2. Review of the medication administration record (MAR) for July 2024 showed the patient did not receive the eye drops at all during the hospitalization. Documentation showed the drops were not given for the following reasons: not appropriate at this time, patient sleeping, unable to give, and patient refused. There lacked further explanation for "not appropriate at this time" and "unable to give." In addition, there lacked evidence the physician was notified that the medication was not given on multiple occasions.

2. During an interview on 9/12/24 at 9:10 AM the medical unit manager stated the family of the patient brought in eye drops for the patient to use during the hospitalization. When the patient was discharged, staff were unable to locate the eye drops. Eventually they were found in a personal belongings bag. She stated the patient had moved rooms, so she was not sure when the drops were placed in the personal belongings bag, but were definitely in the bag the entire time the patient was in room 550. She further stated the eye drops should have been locked in the medication room, but were not.

3. On 9/12/24 at 9:20 AM the medical unit manager, director of nursing (DON) and regulatory consultant stated the facility's expectation is that the physician should have been notified of the inability to administer the medications. Further, they stated there was no evidence the physician was notified.

4. On 9/12/24 at 10:30 AM a family member for patient #12 stated they brought in eye drops for glaucoma the day after admission because the facility was unable to provide them. She stated when the patient was discharged, staff were unable to locate the eye drops. She stated they were eventually found in a personal belongings bag in a room the patient was previously in (the patient had moved rooms during the hospitalization). Further, she stated she didn't think the patient received the eye drops during the stay because the facility did not know where the drops were.

SECURE STORAGE

Tag No.: A0502

Based on medical record review, staff and family interviews, and policy review, the facility failed to ensure medications were stored in a secure area for 1 of 6 sample inpatients (#12). The findings were:

1. Review of the medical record showed patient #12 was admitted on 7/24/24 and discharged 7/29/24. Review of physician orders showed on 7/25/24 the physician ordered brimonidine 0.1%, 1 drop to both eyes, three times a day and dorzolamide 2%, 1 drop to both eyes, three times per day. Both orders stated "Patient own medication- Stored on floor for patient use. Please return to patient prior to discharge."
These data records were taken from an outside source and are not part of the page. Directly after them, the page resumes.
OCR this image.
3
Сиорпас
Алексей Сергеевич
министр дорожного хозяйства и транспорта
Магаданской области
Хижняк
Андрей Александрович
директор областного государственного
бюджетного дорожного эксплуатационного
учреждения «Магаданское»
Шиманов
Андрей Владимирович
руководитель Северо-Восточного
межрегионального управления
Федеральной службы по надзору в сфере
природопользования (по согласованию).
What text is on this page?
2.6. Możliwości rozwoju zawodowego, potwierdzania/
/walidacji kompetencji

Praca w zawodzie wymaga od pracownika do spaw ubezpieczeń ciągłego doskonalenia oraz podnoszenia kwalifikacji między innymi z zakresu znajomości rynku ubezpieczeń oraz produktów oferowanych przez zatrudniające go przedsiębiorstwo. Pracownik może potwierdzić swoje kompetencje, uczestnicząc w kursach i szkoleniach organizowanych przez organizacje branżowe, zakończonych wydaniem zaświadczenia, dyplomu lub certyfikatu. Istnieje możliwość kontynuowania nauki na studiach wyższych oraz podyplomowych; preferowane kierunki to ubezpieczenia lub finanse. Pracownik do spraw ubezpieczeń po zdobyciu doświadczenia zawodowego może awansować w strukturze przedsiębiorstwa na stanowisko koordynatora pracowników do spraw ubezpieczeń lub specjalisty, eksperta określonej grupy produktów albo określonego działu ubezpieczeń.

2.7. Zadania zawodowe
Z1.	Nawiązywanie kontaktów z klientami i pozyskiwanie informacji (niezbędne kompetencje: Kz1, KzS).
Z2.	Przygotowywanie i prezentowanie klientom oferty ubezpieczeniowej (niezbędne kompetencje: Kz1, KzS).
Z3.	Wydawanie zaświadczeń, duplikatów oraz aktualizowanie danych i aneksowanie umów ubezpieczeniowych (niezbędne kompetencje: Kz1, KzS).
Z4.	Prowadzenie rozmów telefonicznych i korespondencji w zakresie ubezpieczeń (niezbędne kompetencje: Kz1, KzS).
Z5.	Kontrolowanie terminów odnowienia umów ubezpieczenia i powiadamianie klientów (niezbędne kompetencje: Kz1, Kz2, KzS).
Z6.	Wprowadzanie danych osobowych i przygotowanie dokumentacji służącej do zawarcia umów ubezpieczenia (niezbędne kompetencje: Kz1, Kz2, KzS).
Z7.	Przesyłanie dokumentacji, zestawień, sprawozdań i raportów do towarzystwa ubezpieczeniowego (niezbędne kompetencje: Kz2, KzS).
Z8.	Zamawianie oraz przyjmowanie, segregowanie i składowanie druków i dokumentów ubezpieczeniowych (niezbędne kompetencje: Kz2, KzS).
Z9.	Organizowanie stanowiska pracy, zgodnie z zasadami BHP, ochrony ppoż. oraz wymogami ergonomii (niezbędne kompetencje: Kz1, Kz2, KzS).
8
2. During an interview on 9/12/24 at 9:10 AM the medical unit manager stated the family of the patient brought in eye drops for the patient to use during the hospitalization. When the patient was discharged, staff were unable to locate the eye drops. Eventually they were found in a personal belongings bag. She stated the patient had moved rooms, so she was not sure when the drops were placed in the personal belongings bag, but were definitely in the bag the entire time the patient was in room 550. She further stated the eye drops should have been locked in the medication room, but were not.

3. On 9/12/24 at 10:30 AM a family member for patient #12 stated they brought in eye drops for glaucoma the day after admission because the facility was unable to provide them. She stated when the patient was discharged, staff were unable to locate the eye drops. She stated they were eventually found in a personal belongings bag in a room the patient was previously in (the patient had moved rooms during the hospitalization).

4. Review of the facility's policy "Medications Brought in by the Patient," reviewed/revised 7/5/2023, showed "...Medications brought into the hospital by a patient should be sent home with a family member or a person designated by the patient if the medication if not needed for facility administration. If not sent home, medications will be stored in the Pharmacy (or a designated, pharmacy-controlled secure medication storage area for non-24-hour pharmacies), segregated from hospital stock...Any medications that are needed for facility administration should not be placed into the tamper-resistant package but should be sent separately to Pharmacy for identification and subsequent temporary storage and dispensation."